Entre 1681 et 1815, J.-P. Hirrien compte 6 naufrages à Guissény et 18 à Kerlouan, dont 6 ont donné lieu à des pillages. Toutes les communautés littorales participaient plus ou moins au pillage mais tous leurs membres ne se comportaient pas de la même façon : Cambry notait «  qu’il existe pourtant des familles qui ne participent jamais à ces vols ; qui se croiraient déshonorées si, quand la multitude court au rivage et va se partager la dépouille des naufragés, elles faisaient un pas pour y participer ». L’intérêt des pilleurs se concentrait sur trois marchandises principales : le bois, les vêtements et l’alcool. Les violences envers les équipages sont en général limitées : les pillards portent secours aux rescapés, du moins lorsque ceux-ci ne cherchent pas à s’opposer au pillage.
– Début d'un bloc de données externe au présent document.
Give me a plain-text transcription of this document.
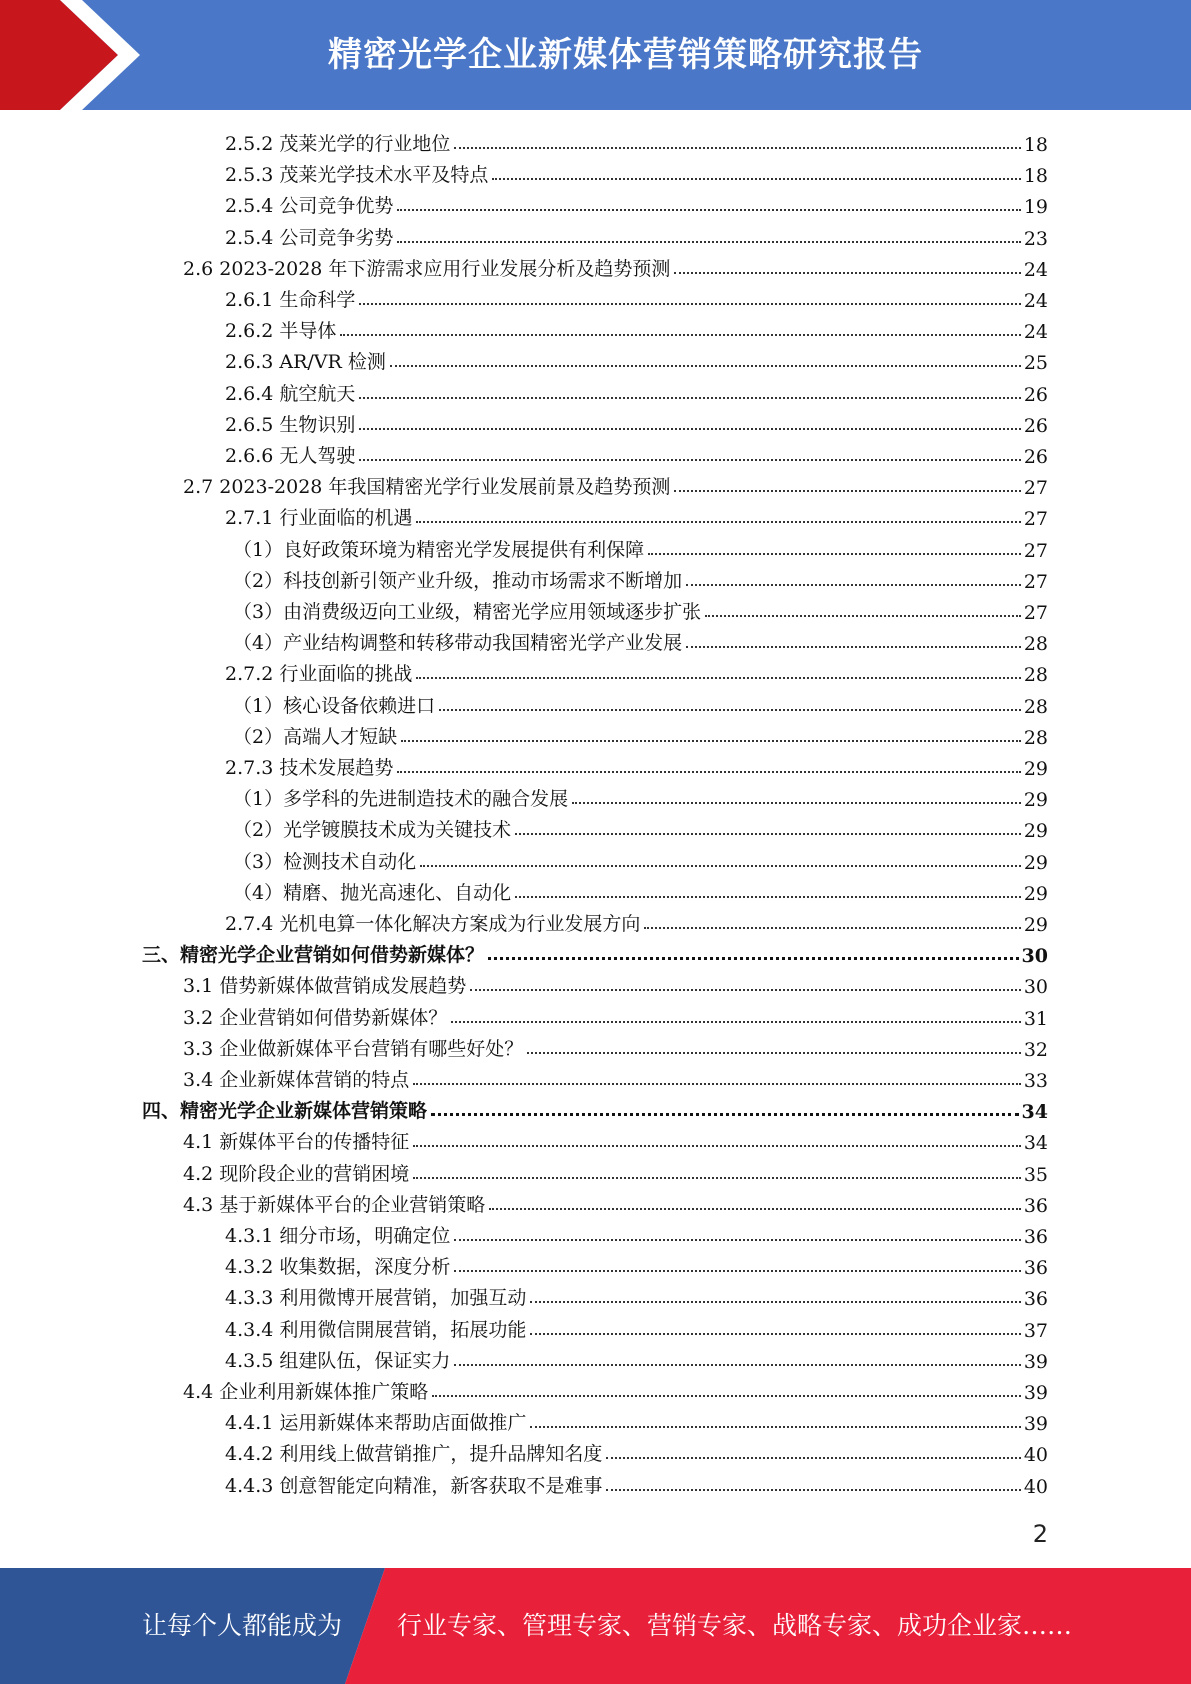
精密光学企业新媒体营销策略研究报告
2.5.2 茂莱光学的行业地位	18
2.5.3 茂莱光学技术水平及特点	18
2.5.4 公司竞争优势	19
2.5.4 公司竞争劣势	23
2.6 2023-2028 年下游需求应用行业发展分析及趋势预测	24
2.6.1 生命科学	24
2.6.2 半导体	24
2.6.3 AR/VR 检测	25
2.6.4 航空航天	26
2.6.5 生物识别	26
2.6.6 无人驾驶	26
2.7 2023-2028 年我国精密光学行业发展前景及趋势预测	27
2.7.1 行业面临的机遇	27
（1）良好政策环境为精密光学发展提供有利保障	27
（2）科技创新引领产业升级，推动市场需求不断增加	27
（3）由消费级迈向工业级，精密光学应用领域逐步扩张	27
（4）产业结构调整和转移带动我国精密光学产业发展	28
2.7.2 行业面临的挑战	28
（1）核心设备依赖进口	28
（2）高端人才短缺	28
2.7.3 技术发展趋势	29
（1）多学科的先进制造技术的融合发展	29
（2）光学镀膜技术成为关键技术	29
（3）检测技术自动化	29
（4）精磨、抛光高速化、自动化	29
2.7.4 光机电算一体化解决方案成为行业发展方向	29
三、精密光学企业营销如何借势新媒体？	30
3.1 借势新媒体做营销成发展趋势	30
3.2 企业营销如何借势新媒体？	31
3.3 企业做新媒体平台营销有哪些好处？	32
3.4 企业新媒体营销的特点	33
四、精密光学企业新媒体营销策略	34
4.1 新媒体平台的传播特征	34
4.2 现阶段企业的营销困境	35
4.3 基于新媒体平台的企业营销策略	36
4.3.1 细分市场，明确定位	36
4.3.2 收集数据，深度分析	36
4.3.3 利用微博开展营销，加强互动	36
4.3.4 利用微信開展营销，拓展功能	37
4.3.5 组建队伍，保证实力	39
4.4 企业利用新媒体推广策略	39
4.4.1 运用新媒体来帮助店面做推广	39
4.4.2 利用线上做营销推广，提升品牌知名度	40
4.4.3 创意智能定向精准，新客获取不是难事	40
2
让每个人都能成为 行业专家、管理专家、营销专家、战略专家、成功企业家……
Les frères Blanc, dans leur livre sur l’histoire de la région, rapportent un certain nombre d’anecdotes relatives au pillage des épaves du côté de Guissény et de Kerlouan. Ils relatent, par exemple, le fait qu’à leur époque (début du XXè siècle), il est rare de trouver le moindre bijou sur les cadavres déclarés par les Paganis : « Or, les marins ont toujours des montres sur eux, dit un brigadier des douanes, et j’ai souvent relevé au doigt des cadavres déclarés le rond pâle que laisse une bague et les écorchures encore fraîches qui prouvent que l’anneau avait été arraché violemment ».

Les tonneaux de vin

Les épaves que la tempête et les courants entraînent vers le littoral, et plus spécialement les « spiritueux en fûts », auxquels ces populations semblent accorder une préférence marquée, sont toujours considérés comme « un don du ciel ». Ainsi, en 1903, lors du naufrage du Wesper, dans les parages d’Ouessant, quantité de fûts et de barils de vin, emportés par le courant, vinrent, pour la plus grande joie des riverains, s’échouer parmi les nombreux rochers des grèves de Kerlouan. Avec une adresse et une dextérité surprenantes, les Paganis recueillirent quantité de fûts, prestement dissimulés à l’œil inquisitorial « des gabelous » (douaniers).

Pilleurs d’epaves (Auguste Lepère)

Alors, durant de longs mois, ce fut une beuverie interminable : hommes, femmes et enfants purent, sans bourse déliée, se livrer à de copieuses libations. Or, il advint que, dans une ferme isolée du littoral, la maisonnée tout entière demeura plusieurs jours sous l’empire de l’ivresse, sans souci aucun des quelques têtes de bétail enfermées dans l’étable. Même, les lugubres beuglements de ces pauvres bêtes ne purent faire sortir de leur torpeur les gens de la ferme. La presque totalité de ce bétail succomba d’inanition.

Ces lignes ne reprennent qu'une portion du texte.